The lifecycle of data does not have to end when you feed it into a model!

You can even think of the model itself, and any analyses (e.g. predictions) you make based on it, as new data. These can in turn be made available to support further research or other work.

You may want to consider uploading them to cloud storage (like S3) or a provider like [Zenodo](https://zenodo.org/).

When releasing your datasets, it is useful to put them in a standard format (such as CSV or JSON) that will be easy for others to read. You should also include **metadata** that explains how the data was generated and what it contains.

Sharing the model itself is less straightforward, but there are still ways that you can make it available. You could:
- build an application that you can distribute
- create a web service that people can call with their own data to get your trained model's outputs
- **serialize** the model and share it

Serealization (convert the trained model code into a string which can be loaded and executed) is perhaps the simplest but is not always trivial.

Fortunately, Python's [`pickle`](https://docs.python.org/3/library/pickle.html) library can serialize a range of objects, including `scikit-learn` models, allowing you to [store and share trained models like static files](https://scikit-learn.org/stable/modules/model_persistence.html).

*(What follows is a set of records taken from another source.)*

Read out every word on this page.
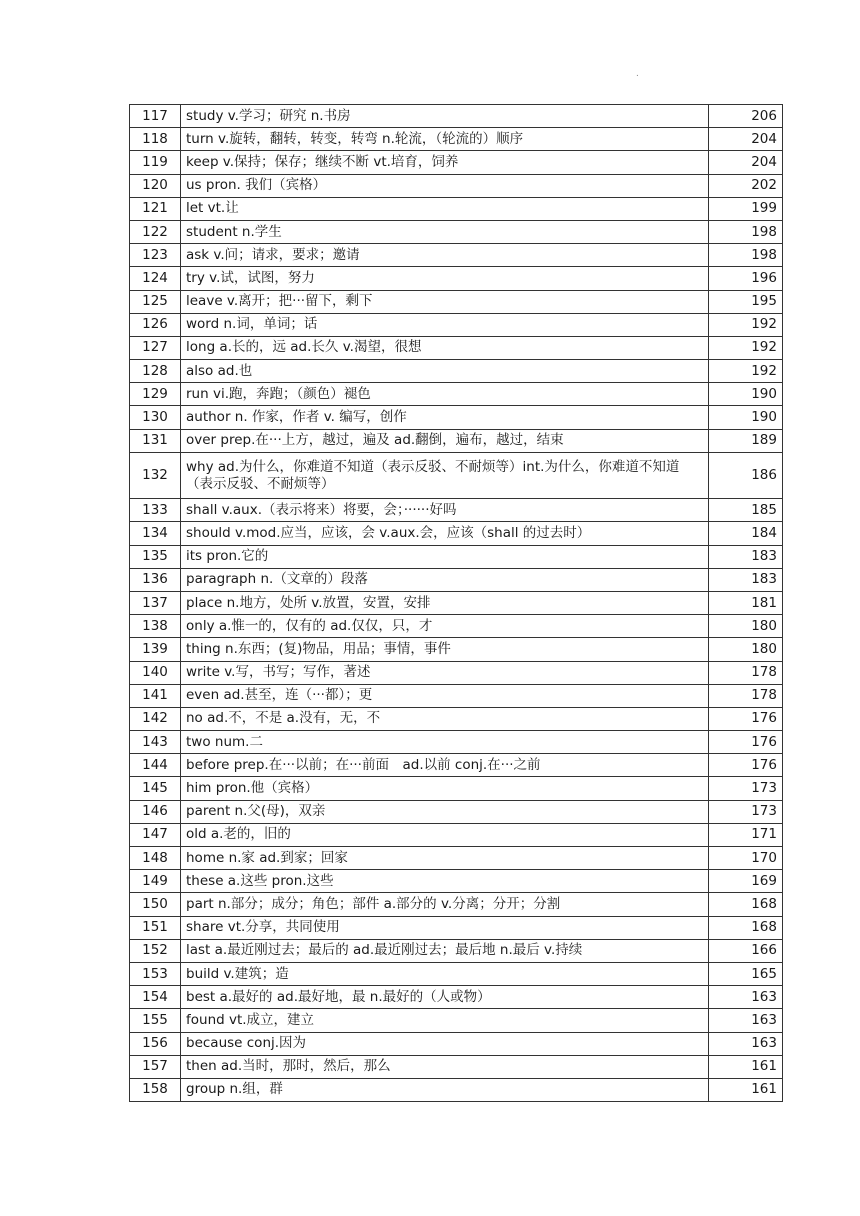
.
117	study v.学习；研究 n.书房	206
118	turn v.旋转，翻转，转变，转弯 n.轮流，（轮流的）顺序	204
119	keep v.保持；保存；继续不断 vt.培育，饲养	204
120	us pron. 我们（宾格）	202
121	let vt.让	199
122	student n.学生	198
123	ask v.问；请求，要求；邀请	198
124	try v.试，试图，努力	196
125	leave v.离开；把···留下，剩下	195
126	word n.词，单词；话	192
127	long a.长的，远 ad.长久 v.渴望，很想	192
128	also ad.也	192
129	run vi.跑，奔跑；（颜色）褪色	190
130	author n. 作家，作者 v. 编写，创作	190
131	over prep.在···上方，越过，遍及 ad.翻倒，遍布，越过，结束	189
132	why ad.为什么，你难道不知道（表示反驳、不耐烦等）int.为什么，你难道不知道（表示反驳、不耐烦等）	186
133	shall v.aux.（表示将来）将要，会；······好吗	185
134	should v.mod.应当，应该，会 v.aux.会，应该（shall 的过去时）	184
135	its pron.它的	183
136	paragraph n.（文章的）段落	183
137	place n.地方，处所 v.放置，安置，安排	181
138	only a.惟一的，仅有的 ad.仅仅，只，才	180
139	thing n.东西；(复)物品，用品；事情，事件	180
140	write v.写，书写；写作，著述	178
141	even ad.甚至，连（···都）；更	178
142	no ad.不，不是 a.没有，无，不	176
143	two num.二	176
144	before prep.在···以前；在···前面　ad.以前 conj.在···之前	176
145	him pron.他（宾格）	173
146	parent n.父(母)，双亲	173
147	old a.老的，旧的	171
148	home n.家 ad.到家；回家	170
149	these a.这些 pron.这些	169
150	part n.部分；成分；角色；部件 a.部分的 v.分离；分开；分割	168
151	share vt.分享，共同使用	168
152	last a.最近刚过去；最后的 ad.最近刚过去；最后地 n.最后 v.持续	166
153	build v.建筑；造	165
154	best a.最好的 ad.最好地，最 n.最好的（人或物）	163
155	found vt.成立，建立	163
156	because conj.因为	163
157	then ad.当时，那时，然后，那么	161
158	group n.组，群	161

The [**FAIR principles**](https://www.go-fair.org/fair-principles/) are a guide for sharing research data outputs. They encourage you to ensure that your data is:
- Findable
- Accessible
- Interoperable
- Reusable

## Summary
- Data needs to go through a number of steps before it can used in a model.
- Doing this process programmatically, not manually, leaves a record and facilitates repetition and verification.
- Remote access to data is becoming increasingly important as size grows.